Da indignação e da vergonha


Por cada crime contra a humanidade, a comunidade internacional anuncia que estas coisas não podem voltar a acontecer. Mas elas repetem-se


A comunidade internacional, a ONU, a União Europeia e as principais organizações não governamentais reagem expressando regularmente a sua preocupação. Uma espécie de mantra que nos conduz a mente criando-nos a sensação, ainda que neste caso propositadamente falsa, de que o compromisso e envolvimento internacional está de facto no horizonte e na agenda.

É quase sempre assim. Por cada crime contra a humanidade, por cada desrespeito pelos mais básicos direitos do homem, por cada violação dos pilares fundacionais das nações livres, a comunidade internacional anuncia que estas coisas não podem voltar a acontecer. Mas o que é facto é voltam sempre a acontecer numa escalada de violência cada vez maior.

Foi assim, a titulo de exemplo, com o massacre de Srebrenica na Bósnia com o assassinato de mais de oito mil bósnios muçulmanos, foi assim no desastre no Ruanda e volta a ser assim na maior manifestação de desumanidade que temos assistido na Síria nestes já longos seis anos de guerra civil.

A ascensão de al-Assad ao poder transformou aquele território num palco infernal de violações permanentes contra todos os valores que fazem de nós Homens livres. As perseguições a ativistas políticos e de direitos humanos, a homens de leis, a jornalistas ou a bloggers assim como a morte de mais de onze mil prisioneiros políticos naquele regime, e que se tornaram conhecidas pelas fotos de “Caeser”, o polícia que as divulgou, são parte da confirmação desta nova espécie de tirania moderna que a titulo de um desígnio internacional de combate ao terrorismo e de um promíscuo relacionamento económico com o mundo livre ganham a aceitação, ou no limite a indiferença, das elites da comunidade internacional.

É evidente que o combate ao terrorismo é crucial. E deve ser feito numa lógica global e integrada – que não acontece completamente – face ao risco global que representa. Mas podem as Nações livres e democráticas combater o terrorismo branqueando as ações de outro terrorista? Não podem.

Esta encenação de libertação dos civis de Alepo no passado dia 16 não passou disso mesmo. De uma encenação.

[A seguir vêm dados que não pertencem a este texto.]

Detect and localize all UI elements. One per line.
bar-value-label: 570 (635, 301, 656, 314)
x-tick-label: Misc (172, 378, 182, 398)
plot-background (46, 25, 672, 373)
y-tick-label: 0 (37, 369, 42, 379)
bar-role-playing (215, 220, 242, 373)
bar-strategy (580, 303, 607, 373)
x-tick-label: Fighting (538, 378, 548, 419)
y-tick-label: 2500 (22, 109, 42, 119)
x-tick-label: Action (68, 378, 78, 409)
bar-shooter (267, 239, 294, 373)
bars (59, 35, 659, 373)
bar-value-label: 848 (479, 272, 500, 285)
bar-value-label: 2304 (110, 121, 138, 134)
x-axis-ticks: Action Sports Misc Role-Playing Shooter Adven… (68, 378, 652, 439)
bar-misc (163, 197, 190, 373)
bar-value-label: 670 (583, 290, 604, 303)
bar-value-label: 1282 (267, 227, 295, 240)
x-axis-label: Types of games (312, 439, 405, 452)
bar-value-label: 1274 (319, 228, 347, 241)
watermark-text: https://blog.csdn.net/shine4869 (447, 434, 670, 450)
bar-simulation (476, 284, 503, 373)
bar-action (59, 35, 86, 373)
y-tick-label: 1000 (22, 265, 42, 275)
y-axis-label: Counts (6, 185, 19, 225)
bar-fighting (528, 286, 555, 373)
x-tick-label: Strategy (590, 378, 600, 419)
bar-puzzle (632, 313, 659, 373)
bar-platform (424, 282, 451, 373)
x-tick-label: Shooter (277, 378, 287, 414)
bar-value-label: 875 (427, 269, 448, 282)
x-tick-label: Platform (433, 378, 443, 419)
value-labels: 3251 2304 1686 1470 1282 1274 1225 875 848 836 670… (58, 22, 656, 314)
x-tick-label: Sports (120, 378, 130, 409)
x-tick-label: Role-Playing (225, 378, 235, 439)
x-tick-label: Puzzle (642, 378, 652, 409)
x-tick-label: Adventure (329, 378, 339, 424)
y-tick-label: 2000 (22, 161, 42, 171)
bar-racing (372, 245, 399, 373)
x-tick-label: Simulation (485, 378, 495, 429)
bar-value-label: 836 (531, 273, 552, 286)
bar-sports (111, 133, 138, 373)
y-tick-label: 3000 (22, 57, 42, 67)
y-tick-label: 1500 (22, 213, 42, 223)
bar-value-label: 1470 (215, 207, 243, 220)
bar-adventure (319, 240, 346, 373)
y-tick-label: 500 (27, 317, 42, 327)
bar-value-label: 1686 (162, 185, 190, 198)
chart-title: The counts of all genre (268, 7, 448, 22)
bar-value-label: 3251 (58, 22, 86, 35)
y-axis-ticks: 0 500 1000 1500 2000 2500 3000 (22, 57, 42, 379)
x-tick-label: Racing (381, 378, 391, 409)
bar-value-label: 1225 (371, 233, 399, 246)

Bastaram 24 horas para que os relatos de bombardeamentos e explosões perto do circuito da caravana de cerca de trinta viaturas se fizessem ouvir.

O populismo de Assad, e dos seus apoiantes internacionais, as suas repugnantes ações não podem, com o pretexto de um falso combate ao terrorismo, servir de pretexto para validar a barbárie contra todos aqueles que veem com outros olhos o regime deste oftalmologista de profissão.

A inação da elite mundial perante a situação de Aleppo ou até mesmo a sua eventual reconquista não pode sob nenhuma perspetiva representar, como se tem descrito, um ponto de viragem. Ela apenas abrirá uma nova etapa na matança levada a cabo pelo regime de Assad e das suas milícias estrangeiras.

O populismo não pode ser combatido com concessões, mas unicamente com os valores sociais conquistados e com duras penas para quem transgride sem perdão os valores que sustentam a tal comunidade internacional.

Lembremo-nos das várias imagens a que temos assistido da desumanização do conflito. Da destruição e da morte de uma população que desespera por um fim. Recordemos a imagem do menino Omran Daqneesh. Aquele menino resgatado dos escombros que de cara ensanguentada sentado numa ambulância se mantinha de olhar fixo em silêncio enquanto, com a sua pequena mão, limpava o sangue que lhe escorria pelo rosto.

Ninguém são e com o mínimo espirito de humanidade revisita estas imagens sem um profundo aperto no peito. Na verdade, são apenas homens, mulheres e crianças. Tal como nós ou os nossos filhos. O que se passa em Aleppo é insuportável de se olhar.

Mas essa é a questão. Omran, de olhar fixo e sangue no rosto, olha-nos bem nos olhos pedindo-nos a sua salvação. Pede-nos que olhemos para ele. Nós, distantes e protegidos, não fizemos nada para ajudar. O mínimo que deveríamos fazer é voltar a olhar. Olhar vezes sem conta até nos insurgirmos definitivamente contra a inação do mundo perante aquele massacre.